Minister of Development
- In office 3 October 1932 – 24 December 1932
- President: Abraham Oyanedel (acting)
- Preceded by: Gustavo Lira Manso
- Succeeded by: Alfredo Piwonka

Personal details
- Born: 19 October 1889 Talca, Chile
- Died: 1958 Santiago, Chile
- Party: Democratic Party; Popular Freedom Alliance; National Democratic Party;
- Children: 4
- Education: Líceo de Talca
- Profession: Civil engineer

= Miguel Chamorro Araya =

Chilean politician

Miguel Chamorro Araya (19 October 1889 – 1958) was a Chilean civil engineer and politician who served as Minister of Development under Vice President Abraham Oyanedel from October to December 1932.

== Early life ==
Chamorro was born in Talca, Chile, on 19 October 1889, the son of Germán Chamorro and Carlota Araya. He completed his primary and secondary education at the Liceo de Talca and subsequently pursued private studies in engineering.

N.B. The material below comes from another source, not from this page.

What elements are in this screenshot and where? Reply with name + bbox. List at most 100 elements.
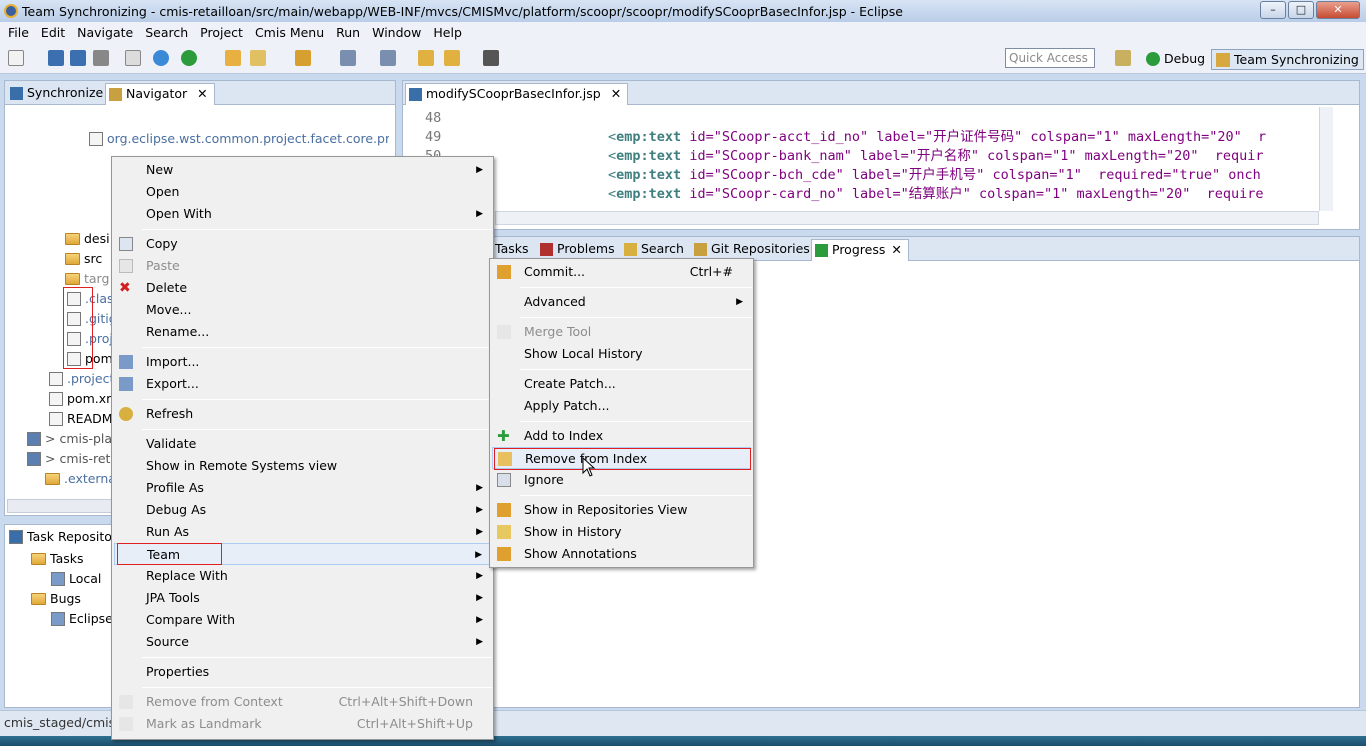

Chamorro married and had three daughters, Rebeca, Marta and Elsa.

== Public career ==
Early in his career, Chamorro joined the Chilean Army, serving as a vicesargento primero in the 3rd Military Engineer Battalion in Concepción.

After a brief period in the Army, he pursued a career in engineering, working primarily on the construction of roads, bridges and buildings. He designed an animal-powered road-building machine, which he registered under the name Rastraniveladora Melipilla. He also designed what was described as Chile's first collective housing building for workers, constructed at Plaza San Eugenio in Santiago.

Chamorro was a member of the Democratic Party and served as president of the party. On 3 October 1932, Vice President Abraham Oyanedel appointed him Minister of Development. He remained in office until the end of Oyanedel's provisional administration on 24 December 1932.

Following Arturo Alessandri's return to the presidency, Chamorro was appointed intendant of Aysén Province in December 1934. He remained in office until his resignation on 14 July 1936. In the 1937 Chilean parliamentary election, he stood unsuccessfully for election to the Chamber of Deputies in Arauco.

As a member of the Popular Freedom Alliance (APL), Chamorro subsequently contested a 1939 by-election for a seat in the Chamber of Deputies representing Concepción, but was again unsuccessful.

According to biographical information attributed to Armando de Ramón, Chamorro later joined the National Democratic Party (PADENA) and stood as a candidate for the Chamber of Deputies in Santiago's 1st district in the 1965 Chilean parliamentary election, receiving 27 votes and failing to win a seat.

Chamorro was a member of the Sociedad de Empleados de la Unión Mutual de Talca and the Legión Militar y Naval de Chile in Concepción. According to de Ramón, he died in Santiago in 1958.